Respect workers’ seniority

Karl Compton

The indispensable, laborious work of campus custodians, who sweep and scrub and keep our campus clean, often goes unnoticed. The tidy environment they provide facilitates studying and learning, and also enhances the school’s attractiveness to current and future students.

Eric Smith has been working at Contra Costa College for over 23 years. After his hours were cut, he switched to a full time job at Diablo Valley College. Smith says he was happy to be working full time again, but there was a drawback. He was told his seniority in the district meant nothing when it came to picking workstations at a different campus, even though he was working in the same district. Smith argues that the Local 1 contract protects his seniority at different campuses within the same district, and he filed a grievance to settle the issue. Smith spoke to the members of the district governing board to argue his position.

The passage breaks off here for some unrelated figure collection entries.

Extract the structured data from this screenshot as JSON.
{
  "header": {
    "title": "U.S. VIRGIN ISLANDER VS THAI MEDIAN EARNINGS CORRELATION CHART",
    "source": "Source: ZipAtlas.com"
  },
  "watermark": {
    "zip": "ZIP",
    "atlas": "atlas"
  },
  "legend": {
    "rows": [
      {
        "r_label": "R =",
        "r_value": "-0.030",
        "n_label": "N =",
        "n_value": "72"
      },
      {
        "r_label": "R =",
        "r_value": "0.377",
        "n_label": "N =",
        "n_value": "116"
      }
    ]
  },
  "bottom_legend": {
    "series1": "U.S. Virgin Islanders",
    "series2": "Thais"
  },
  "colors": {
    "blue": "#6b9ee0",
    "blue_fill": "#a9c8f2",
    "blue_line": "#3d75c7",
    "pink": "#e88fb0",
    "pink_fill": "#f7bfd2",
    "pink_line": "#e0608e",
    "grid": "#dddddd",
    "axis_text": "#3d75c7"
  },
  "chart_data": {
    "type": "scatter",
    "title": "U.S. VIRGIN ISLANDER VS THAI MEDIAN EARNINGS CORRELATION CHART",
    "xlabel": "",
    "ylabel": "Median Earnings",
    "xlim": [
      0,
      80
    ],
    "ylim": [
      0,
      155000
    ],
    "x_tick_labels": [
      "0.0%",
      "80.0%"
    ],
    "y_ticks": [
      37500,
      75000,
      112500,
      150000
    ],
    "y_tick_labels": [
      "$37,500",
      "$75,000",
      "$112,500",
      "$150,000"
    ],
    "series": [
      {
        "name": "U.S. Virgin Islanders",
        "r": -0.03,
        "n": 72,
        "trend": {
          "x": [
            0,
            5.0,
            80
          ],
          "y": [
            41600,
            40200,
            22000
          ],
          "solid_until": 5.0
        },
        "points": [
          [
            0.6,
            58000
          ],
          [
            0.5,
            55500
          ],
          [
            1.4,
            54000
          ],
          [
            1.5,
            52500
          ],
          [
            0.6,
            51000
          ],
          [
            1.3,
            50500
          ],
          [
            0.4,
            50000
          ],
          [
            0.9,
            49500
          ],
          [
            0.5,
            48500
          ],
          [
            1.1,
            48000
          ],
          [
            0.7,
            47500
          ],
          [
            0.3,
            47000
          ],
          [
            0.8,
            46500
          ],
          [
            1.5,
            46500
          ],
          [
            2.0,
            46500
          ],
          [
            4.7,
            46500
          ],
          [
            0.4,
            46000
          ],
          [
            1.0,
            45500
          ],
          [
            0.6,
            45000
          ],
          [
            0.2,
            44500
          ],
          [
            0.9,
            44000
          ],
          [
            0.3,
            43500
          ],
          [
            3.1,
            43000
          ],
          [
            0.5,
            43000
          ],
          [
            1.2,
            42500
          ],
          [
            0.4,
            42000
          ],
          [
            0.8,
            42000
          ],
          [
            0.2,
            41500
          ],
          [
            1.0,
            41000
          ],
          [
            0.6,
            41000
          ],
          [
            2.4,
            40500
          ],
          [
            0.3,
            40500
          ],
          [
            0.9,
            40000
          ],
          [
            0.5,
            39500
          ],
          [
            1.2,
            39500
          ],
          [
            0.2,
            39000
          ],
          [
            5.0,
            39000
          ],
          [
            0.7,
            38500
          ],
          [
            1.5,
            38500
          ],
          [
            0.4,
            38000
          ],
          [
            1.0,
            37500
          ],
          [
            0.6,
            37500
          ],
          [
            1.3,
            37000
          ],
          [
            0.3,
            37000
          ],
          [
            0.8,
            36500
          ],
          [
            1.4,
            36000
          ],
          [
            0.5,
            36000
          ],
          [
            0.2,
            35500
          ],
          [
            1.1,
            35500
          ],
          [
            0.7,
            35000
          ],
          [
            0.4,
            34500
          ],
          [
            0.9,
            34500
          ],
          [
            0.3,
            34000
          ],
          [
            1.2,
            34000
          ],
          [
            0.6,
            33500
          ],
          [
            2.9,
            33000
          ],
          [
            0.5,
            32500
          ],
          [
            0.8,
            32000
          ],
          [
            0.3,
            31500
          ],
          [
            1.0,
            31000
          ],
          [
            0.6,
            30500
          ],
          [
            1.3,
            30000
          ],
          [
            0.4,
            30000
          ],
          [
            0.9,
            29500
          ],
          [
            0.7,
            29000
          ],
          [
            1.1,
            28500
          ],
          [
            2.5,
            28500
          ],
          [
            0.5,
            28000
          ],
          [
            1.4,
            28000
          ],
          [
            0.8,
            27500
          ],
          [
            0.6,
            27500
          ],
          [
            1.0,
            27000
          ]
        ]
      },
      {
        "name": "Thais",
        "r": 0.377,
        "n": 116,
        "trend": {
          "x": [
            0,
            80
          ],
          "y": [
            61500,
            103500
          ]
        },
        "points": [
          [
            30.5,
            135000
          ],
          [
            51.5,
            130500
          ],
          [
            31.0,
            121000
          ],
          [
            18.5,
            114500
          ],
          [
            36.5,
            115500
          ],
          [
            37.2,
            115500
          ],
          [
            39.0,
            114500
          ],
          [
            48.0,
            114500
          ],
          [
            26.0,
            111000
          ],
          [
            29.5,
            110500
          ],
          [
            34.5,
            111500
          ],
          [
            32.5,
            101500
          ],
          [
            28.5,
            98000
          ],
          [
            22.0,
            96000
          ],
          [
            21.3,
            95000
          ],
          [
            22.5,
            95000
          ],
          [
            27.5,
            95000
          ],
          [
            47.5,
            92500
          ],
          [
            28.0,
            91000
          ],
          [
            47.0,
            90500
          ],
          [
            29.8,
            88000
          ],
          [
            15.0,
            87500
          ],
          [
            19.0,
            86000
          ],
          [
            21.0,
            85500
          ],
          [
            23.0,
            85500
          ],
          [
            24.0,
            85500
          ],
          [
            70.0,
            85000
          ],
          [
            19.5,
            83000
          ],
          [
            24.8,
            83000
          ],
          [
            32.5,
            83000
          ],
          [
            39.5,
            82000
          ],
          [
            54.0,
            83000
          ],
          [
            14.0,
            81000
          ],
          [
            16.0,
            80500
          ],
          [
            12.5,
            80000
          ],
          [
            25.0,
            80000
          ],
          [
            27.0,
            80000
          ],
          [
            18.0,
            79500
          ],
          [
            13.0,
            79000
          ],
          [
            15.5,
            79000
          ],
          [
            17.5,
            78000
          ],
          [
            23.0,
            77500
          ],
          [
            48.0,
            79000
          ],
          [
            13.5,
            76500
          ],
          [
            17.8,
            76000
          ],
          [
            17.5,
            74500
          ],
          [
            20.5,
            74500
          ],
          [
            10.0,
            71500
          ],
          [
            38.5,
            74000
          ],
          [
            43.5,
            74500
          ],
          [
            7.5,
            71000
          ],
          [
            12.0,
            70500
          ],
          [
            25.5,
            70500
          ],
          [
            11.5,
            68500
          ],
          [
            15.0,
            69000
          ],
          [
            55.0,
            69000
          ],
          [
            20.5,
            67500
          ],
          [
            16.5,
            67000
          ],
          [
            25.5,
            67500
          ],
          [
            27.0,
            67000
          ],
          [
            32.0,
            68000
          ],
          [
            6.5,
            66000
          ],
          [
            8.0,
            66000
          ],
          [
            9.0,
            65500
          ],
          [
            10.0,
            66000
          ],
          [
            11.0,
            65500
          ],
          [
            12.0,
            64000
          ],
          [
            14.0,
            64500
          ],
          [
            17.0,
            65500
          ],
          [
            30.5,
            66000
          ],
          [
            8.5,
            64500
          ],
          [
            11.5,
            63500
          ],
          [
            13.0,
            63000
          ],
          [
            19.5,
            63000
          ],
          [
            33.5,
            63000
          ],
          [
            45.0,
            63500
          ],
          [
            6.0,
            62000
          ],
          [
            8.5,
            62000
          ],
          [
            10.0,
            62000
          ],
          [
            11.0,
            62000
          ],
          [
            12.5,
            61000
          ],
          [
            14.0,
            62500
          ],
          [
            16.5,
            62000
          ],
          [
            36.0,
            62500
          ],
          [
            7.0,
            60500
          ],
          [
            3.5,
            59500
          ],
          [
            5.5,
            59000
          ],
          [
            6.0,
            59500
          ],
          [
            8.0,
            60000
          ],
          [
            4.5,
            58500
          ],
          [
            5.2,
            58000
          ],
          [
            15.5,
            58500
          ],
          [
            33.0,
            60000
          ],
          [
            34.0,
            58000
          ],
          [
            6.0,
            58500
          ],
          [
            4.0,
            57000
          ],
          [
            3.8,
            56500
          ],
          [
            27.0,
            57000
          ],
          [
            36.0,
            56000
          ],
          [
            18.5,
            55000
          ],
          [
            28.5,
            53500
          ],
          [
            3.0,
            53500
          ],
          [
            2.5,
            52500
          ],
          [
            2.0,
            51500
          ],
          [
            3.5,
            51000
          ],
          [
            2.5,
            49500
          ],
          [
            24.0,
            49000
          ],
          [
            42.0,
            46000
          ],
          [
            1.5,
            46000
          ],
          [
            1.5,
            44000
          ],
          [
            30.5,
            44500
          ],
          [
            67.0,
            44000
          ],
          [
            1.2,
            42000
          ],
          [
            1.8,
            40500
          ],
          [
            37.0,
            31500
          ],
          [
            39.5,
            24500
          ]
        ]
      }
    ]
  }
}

“There is nothing wrong with your interpretation,” Smith was told by a member of the board about his interpretation of the contract. “Your points are valid but it’s not just how we chose to see it and this is not the place for this to be decided,” another board member said to Smith.

Under the now prevailing interpretation of the union contract, employees with less years working for the district, including employees who have not completed their probation period, get first choice of workstation over employees like Smith.

The contract language regarding seniority is being interpreted by both the district and Local 1 union in such a way that you must use your imagination to read the same thing.

Smith is still waiting for a final decision, but from the look of things, he’s already been overruled.

The board members tell Smith that his points are viable, but that ultimately means nothing on the sixth floor of the district office. If the board of governors board room is not the place for this particular case to be heard, then why is it the last stop on the grievance trail?